I was experimenting with a TopicSubscriber object today (with ActiveMQ as my message broker and JMS provider). I found that if I initiated a synchronous receive (with a 2 ms timeout) after establishing a connection, that an exception would be thrown if I stopped ActiveMQ in between establishing the connection to it and initiating the first receive. But if I did the connect, then a successful receive, then stopped the broker, and then did a second receive, that instead of having an exception thrown on that receive, I consistently just got a null message back – no indication that the connection to the broker was lost – even after waiting a couple of hours. And then, after restarting ActiveMQ, unless my program closed and reopened its connection to it, none of its receives would work.
I know I can code around this, but I’m wondering if I’ve missed something as far as knowing how to tell if my connection is lost – please tell me if there’s a way, or if this is just a “feature” of ActiveMQ’s JMS implementation that I need to code around.

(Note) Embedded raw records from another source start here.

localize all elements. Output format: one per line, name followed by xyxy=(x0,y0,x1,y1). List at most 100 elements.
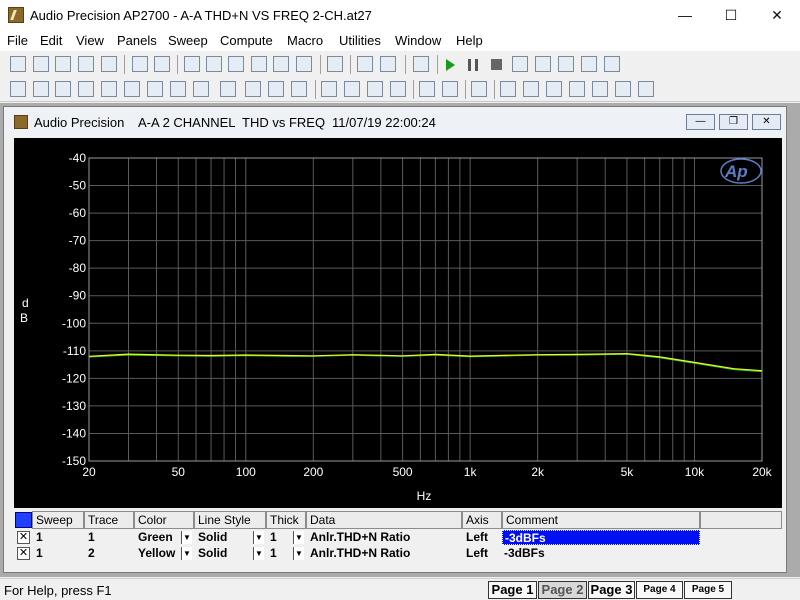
digital-io-icon[interactable] xyxy=(101,81,117,97)
row-1-thick-dropdown-icon[interactable]: ▼ xyxy=(293,531,304,544)
menu-file[interactable]: File xyxy=(7,33,28,48)
header-comment[interactable]: Comment xyxy=(502,511,700,529)
stop-sweep-icon[interactable] xyxy=(491,59,502,70)
menu-help[interactable]: Help xyxy=(456,33,483,48)
bits-icon[interactable] xyxy=(124,81,140,97)
sliders-icon[interactable] xyxy=(291,81,307,97)
mixer-icon[interactable] xyxy=(170,81,186,97)
row-2-sweep[interactable]: 1 xyxy=(34,546,84,561)
header-thick[interactable]: Thick xyxy=(266,511,306,529)
antenna-icon[interactable] xyxy=(442,81,458,97)
row-1-line-style-dropdown-icon[interactable]: ▼ xyxy=(253,531,264,544)
row-1-trace[interactable]: 1 xyxy=(86,530,134,545)
child-close-button[interactable]: ✕ xyxy=(752,114,781,130)
notepad-icon[interactable] xyxy=(471,81,487,97)
close-button[interactable]: ✕ xyxy=(754,0,800,31)
play-icon[interactable] xyxy=(446,59,455,71)
graph-panel-5-icon[interactable] xyxy=(592,81,608,97)
pause-icon[interactable] xyxy=(468,59,478,71)
page-tab-2[interactable]: Page 2 xyxy=(538,581,587,599)
menu-sweep[interactable]: Sweep xyxy=(168,33,208,48)
generator-icon[interactable] xyxy=(33,81,49,97)
menu-macro[interactable]: Macro xyxy=(287,33,323,48)
arrow-down-icon[interactable] xyxy=(344,81,360,97)
menu-compute[interactable]: Compute xyxy=(220,33,273,48)
monitor-icon[interactable] xyxy=(380,56,396,72)
paste-icon[interactable] xyxy=(251,56,267,72)
page-tab-3[interactable]: Page 3 xyxy=(588,581,635,599)
new-file-icon[interactable] xyxy=(10,56,26,72)
header-line-style[interactable]: Line Style xyxy=(194,511,266,529)
table-corner-color-swatch[interactable] xyxy=(15,512,32,528)
green-light-icon[interactable] xyxy=(273,56,289,72)
header-trace[interactable]: Trace xyxy=(84,511,134,529)
row-2-color-dropdown-icon[interactable]: ▼ xyxy=(181,547,192,560)
bars-icon[interactable] xyxy=(268,81,284,97)
row-2-color[interactable]: Yellow xyxy=(136,546,182,561)
row-2-thick[interactable]: 1 xyxy=(268,546,294,561)
minimize-button[interactable]: — xyxy=(662,0,708,31)
copy-icon[interactable] xyxy=(228,56,244,72)
row-1-enabled-checkbox[interactable]: ✕ xyxy=(17,531,30,544)
page-tab-5[interactable]: Page 5 xyxy=(684,581,732,599)
row-2-axis[interactable]: Left xyxy=(464,546,502,561)
row-2-data[interactable]: Anlr.THD+N Ratio xyxy=(308,546,462,561)
save-as-icon[interactable] xyxy=(101,56,117,72)
transfer-icon[interactable] xyxy=(558,56,574,72)
row-2-enabled-checkbox[interactable]: ✕ xyxy=(17,547,30,560)
row-1-axis[interactable]: Left xyxy=(464,530,502,545)
dsp-icon[interactable] xyxy=(78,81,94,97)
stop-icon[interactable] xyxy=(296,56,312,72)
hand-icon[interactable] xyxy=(512,56,528,72)
graph-panel-1-icon[interactable] xyxy=(500,81,516,97)
graph-settings-icon[interactable] xyxy=(327,56,343,72)
data-editor-icon[interactable] xyxy=(390,81,406,97)
page-tab-4[interactable]: Page 4 xyxy=(636,581,683,599)
header-sweep[interactable]: Sweep xyxy=(32,511,84,529)
row-1-thick[interactable]: 1 xyxy=(268,530,294,545)
regulate-icon[interactable] xyxy=(581,56,597,72)
child-minimize-button[interactable]: — xyxy=(686,114,715,130)
menu-edit[interactable]: Edit xyxy=(40,33,62,48)
menu-view[interactable]: View xyxy=(76,33,104,48)
glasses-icon[interactable] xyxy=(535,56,551,72)
menu-panels[interactable]: Panels xyxy=(117,33,157,48)
cut-icon[interactable] xyxy=(206,56,222,72)
graph-panel-3-icon[interactable] xyxy=(546,81,562,97)
record-icon[interactable] xyxy=(357,56,373,72)
row-1-color-dropdown-icon[interactable]: ▼ xyxy=(181,531,192,544)
graph-panel-4-icon[interactable] xyxy=(569,81,585,97)
print-preview-icon[interactable] xyxy=(154,56,170,72)
graph-window-title-bar[interactable]: Audio Precision A-A 2 CHANNEL THD vs FRE… xyxy=(4,107,786,137)
maximize-button[interactable]: ☐ xyxy=(708,0,754,31)
row-2-line-style[interactable]: Solid xyxy=(196,546,254,561)
row-2-line-style-dropdown-icon[interactable]: ▼ xyxy=(253,547,264,560)
arrow-right-icon[interactable] xyxy=(321,81,337,97)
panel-icon[interactable] xyxy=(413,56,429,72)
new-test-icon[interactable] xyxy=(33,56,49,72)
header-color[interactable]: Color xyxy=(134,511,194,529)
waveform-icon[interactable] xyxy=(147,81,163,97)
square-wave-icon[interactable] xyxy=(55,81,71,97)
row-1-color[interactable]: Green xyxy=(136,530,182,545)
dcx-icon[interactable] xyxy=(220,81,236,97)
header-data[interactable]: Data xyxy=(306,511,462,529)
switcher-icon[interactable] xyxy=(245,81,261,97)
row-2-trace[interactable]: 2 xyxy=(86,546,134,561)
row-2-comment[interactable]: -3dBFs xyxy=(502,546,700,561)
open-folder-icon[interactable] xyxy=(55,56,71,72)
graph-panel-7-icon[interactable] xyxy=(638,81,654,97)
row-1-sweep[interactable]: 1 xyxy=(34,530,84,545)
ap-logo-icon[interactable] xyxy=(14,115,28,129)
row-1-data[interactable]: Anlr.THD+N Ratio xyxy=(308,530,462,545)
row-2-thick-dropdown-icon[interactable]: ▼ xyxy=(293,547,304,560)
page-tab-1[interactable]: Page 1 xyxy=(488,581,537,599)
graph-panel-6-icon[interactable] xyxy=(615,81,631,97)
row-1-comment[interactable]: -3dBFs xyxy=(502,530,700,545)
analyzer-icon[interactable] xyxy=(10,81,26,97)
graph-icon[interactable] xyxy=(367,81,383,97)
graph-area[interactable]: -40 -50 -60 -70 -80 -90 -100 -110 -120 -130 -140 -1… xyxy=(14,138,782,508)
list-icon[interactable] xyxy=(604,56,620,72)
menu-window[interactable]: Window xyxy=(395,33,441,48)
save-icon[interactable] xyxy=(78,56,94,72)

I’ve been using ActiveMQ for a few years, though with queues and not topics, and I’ve never seen behavior like that. I could see, perhaps, if a connection were interrupted without the broker being able to properly disconnect a consumer, that the consumer might not be aware immediately about the problem. I don’t know for sure, but I think that ActiveMQ consumers don’t do much talking to the broker after the connection is established. They just wait for messages to be delivered. Still, I’d expect there to be some kind of heartbeat, and on the OpenWire Format page, it does imply that OpenWire has a default 30-second idle time on it. Try doing some network monitoring to see if the consumer ever tries to send anything. If it does and still doesn’t recognize that the connection is dead, then there’s something fishy going on. Otherwise, it’s probably just a matter of finding the right way to do a keep-alive. The TCPTransport keepalive etting might be good to investigate, too.